P(L|L)\P(W|W)	0	0.1	0.2	0.3	0.4	0.5	0.6	0.7	0.8	0.9
0	0.500	0.526	0.556	0.588	0.625	0.667	0.714	0.769	0.833	0.909
0.1	0.474	0.500	0.529	0.562	0.600			0.750	0.818	0.900
0.2	0.444	0.471	0.500	0.533	0.571	0.615	0.667	0.727	0.800	0.889
0.3	0.412	0.438	0.467	0.500	0.538	0.583	0.636	0.700	0.778	0.875
0.4	0.375	0.400	0.429		0.500		0.600	0.667	0.750	0.857
0.5	0.333	0.357	0.385	0.417	0.455	0.500	0.556	0.625	0.714	0.833
0.6	0.286	0.308	0.333	0.364	0.400	0.444	0.500	0.571	0.667	0.800
0.7	0.231	0.250	0.273	0.300	0.333	0.375	0.429	0.500	0.600	0.750
0.8	0.167	0.182	0.200	0.222	0.250	0.286	0.333	0.400	0.500	0.667
0.9	0.091	0.100	0.111	0.125	0.143	0.167	0.200	0.250	0.333	0.500

(Pardon the gaps in the table — my code had a bug that made it output zeros for those parameters, and I didn’t feel like the specific numbers were integral to this article so I didn’t calculate them manually.)

For P(W) = 0.5, we notice a straight line down the diagonal – which makes sense, given that we know P(W|W) + P(W|L) = 1 for these entries.  For P(W) = 0.667 and P(W) = 0.333, we have the following pairs of P(W|W) and P(L|L):

P(W) = 0.667 — (P(W|W), P(L|L)) = (0.5, 0) or (0.6, 0.2) or (0.7, 0.4) or (0.8, 0.6) or (0.9, 0.8)

P(W) = 0.333 — (P(W|W), P(L|L)) = (0, 0.5) or (0.2, 0.6) or (0.4, 0.7) or (0.6, 0.8) or (0.8, 0.9)

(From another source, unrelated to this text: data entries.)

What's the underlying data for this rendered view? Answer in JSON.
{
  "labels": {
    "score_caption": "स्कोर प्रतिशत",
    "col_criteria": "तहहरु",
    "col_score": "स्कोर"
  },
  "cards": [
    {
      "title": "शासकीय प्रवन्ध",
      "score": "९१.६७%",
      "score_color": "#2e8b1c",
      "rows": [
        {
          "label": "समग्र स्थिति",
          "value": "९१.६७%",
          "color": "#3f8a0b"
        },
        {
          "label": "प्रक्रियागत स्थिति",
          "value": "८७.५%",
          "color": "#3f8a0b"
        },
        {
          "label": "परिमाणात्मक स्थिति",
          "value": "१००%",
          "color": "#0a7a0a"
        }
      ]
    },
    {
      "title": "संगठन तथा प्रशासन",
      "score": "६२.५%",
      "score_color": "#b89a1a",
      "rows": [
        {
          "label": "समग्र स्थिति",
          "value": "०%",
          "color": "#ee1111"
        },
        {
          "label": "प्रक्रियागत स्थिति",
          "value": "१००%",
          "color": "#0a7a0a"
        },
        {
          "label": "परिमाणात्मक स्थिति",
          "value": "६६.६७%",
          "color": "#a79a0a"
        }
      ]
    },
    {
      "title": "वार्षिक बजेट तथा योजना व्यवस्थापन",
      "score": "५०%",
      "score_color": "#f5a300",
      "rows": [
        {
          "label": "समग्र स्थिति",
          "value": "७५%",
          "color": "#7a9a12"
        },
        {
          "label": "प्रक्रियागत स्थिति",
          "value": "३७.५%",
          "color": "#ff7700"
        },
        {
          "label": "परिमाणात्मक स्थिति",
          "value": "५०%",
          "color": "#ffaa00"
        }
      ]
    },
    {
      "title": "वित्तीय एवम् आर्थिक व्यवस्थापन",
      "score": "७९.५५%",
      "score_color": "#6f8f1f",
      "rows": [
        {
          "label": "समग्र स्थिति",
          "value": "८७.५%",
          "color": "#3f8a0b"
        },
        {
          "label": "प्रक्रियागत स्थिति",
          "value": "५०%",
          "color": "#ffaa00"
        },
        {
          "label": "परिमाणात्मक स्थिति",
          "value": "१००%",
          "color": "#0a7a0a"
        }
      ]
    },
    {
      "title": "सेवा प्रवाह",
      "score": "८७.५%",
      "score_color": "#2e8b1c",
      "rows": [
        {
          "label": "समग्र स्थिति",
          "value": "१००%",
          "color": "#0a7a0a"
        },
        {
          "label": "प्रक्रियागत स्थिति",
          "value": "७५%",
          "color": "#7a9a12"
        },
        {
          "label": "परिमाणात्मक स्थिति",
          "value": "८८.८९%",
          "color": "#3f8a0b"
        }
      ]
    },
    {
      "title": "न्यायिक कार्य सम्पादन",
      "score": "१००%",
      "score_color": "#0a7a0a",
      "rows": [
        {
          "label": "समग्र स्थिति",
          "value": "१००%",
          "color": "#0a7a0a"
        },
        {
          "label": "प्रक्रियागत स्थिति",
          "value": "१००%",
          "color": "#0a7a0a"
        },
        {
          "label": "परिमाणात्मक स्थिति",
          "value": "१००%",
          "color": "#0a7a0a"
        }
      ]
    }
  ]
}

So our two-thirds winning team could just never lose two games in a row and play at a .500 clip in games following a win.  Or they could lose a full 80% of their games after a loss, but be just a little bit better at 90% in games after they win!  How could a team that never loses two games in a row be the same as a team that is so prone to prolonged losing streaks?  It’s because we selected this team for its high winning percentage, so even though P(W|W) and P(W|L) actually sum to less in this case (1.1 instead of 1.5), the fact that this team wins more games than it loses means it’ll have more opportunities to go on winning streaks than losing streaks.

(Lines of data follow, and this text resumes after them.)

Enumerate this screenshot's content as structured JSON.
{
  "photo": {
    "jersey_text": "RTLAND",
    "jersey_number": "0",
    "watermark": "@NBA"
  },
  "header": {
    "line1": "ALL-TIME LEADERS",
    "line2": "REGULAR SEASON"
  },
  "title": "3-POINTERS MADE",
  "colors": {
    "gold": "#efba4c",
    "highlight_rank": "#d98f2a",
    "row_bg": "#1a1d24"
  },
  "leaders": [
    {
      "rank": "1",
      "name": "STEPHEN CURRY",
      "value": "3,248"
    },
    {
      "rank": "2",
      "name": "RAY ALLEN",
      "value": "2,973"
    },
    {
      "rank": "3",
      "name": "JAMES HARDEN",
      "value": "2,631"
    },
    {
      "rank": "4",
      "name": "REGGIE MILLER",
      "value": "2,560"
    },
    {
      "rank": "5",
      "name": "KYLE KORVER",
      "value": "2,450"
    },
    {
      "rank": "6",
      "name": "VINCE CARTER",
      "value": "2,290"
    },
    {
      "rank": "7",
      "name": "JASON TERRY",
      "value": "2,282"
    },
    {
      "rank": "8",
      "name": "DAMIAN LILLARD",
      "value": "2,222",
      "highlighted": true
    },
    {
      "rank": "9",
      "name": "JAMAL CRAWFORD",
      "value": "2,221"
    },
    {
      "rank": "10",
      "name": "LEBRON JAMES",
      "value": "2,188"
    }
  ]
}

Likewise, our losing team could never win two games in a row but play at .500 in games following a loss, or they could be the streaky team who wins 80% of games following a win but loses 90% of games following a loss.

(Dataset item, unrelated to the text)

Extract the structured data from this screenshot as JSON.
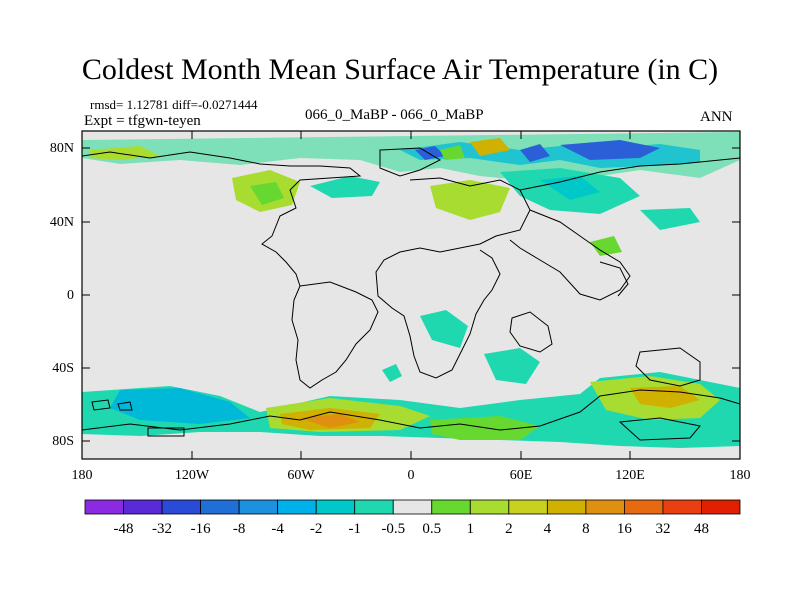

These scenarios are illustrated below.  The cyan dots correspond to the following pairs of points (P(L|L), P(W)) from top left in a clockwise direction: (0,0.667), (0.8, 0.667), (0.9, 0.333), (0.5, 0.333).  These are exactly the scenarios discussed above.

 

 

These observations indicate a more general property, which will sound trivial once we put it in everyday baseball terms.  If your long-term P(W) is above 0.5, and you have to choose between two ways of improving your club – you can improve your performance after wins, or you can improve your performance after losses – you should choose to improve your performance after wins.  And if your long-term P(W) is below 0.5, you should choose to improve your performance after losses (up until you become an above-average team through your improvements, of course).  In other words, if you expect to win 90 games (and hence lose 72), you want to improve your performance in the 89 or 90 games following your wins rather than in the 71 or 72 games following losses.

Conclusions, Future Steps

I don’t have anything groundbreaking to say about this experiment.  It’s obviously an extremely simplified model of what real streakiness would look like – in the real world, the talent of your starting pitcher matters, your performance in more than just the immediately preceding game matters, as well as numerous other factors that I didn’t account for.  However, I feel comfortable making one tentative conclusion: that the importance of the ace of a playoff contender being a “streak stopper” (i.e. one who can stop losing streaks) may be overstated, simply because the marginal benefit from such a trait is smaller than the marginal benefit from being a “streak continuer.”  I have never heard of an ace referred to as a “streak continuer,” even though this model indicates that on a good team, this is more beneficial than being a “streak stopper”.

I don’t think it’s worth examining historical win-loss data to compare with this model, as this was not intended to be an accurate representation of what actually happens; rather more of a fun mathematical exploration of Markov chains applied to baseball.

Thank you for reading!  Questions, comments, and criticisms are welcome.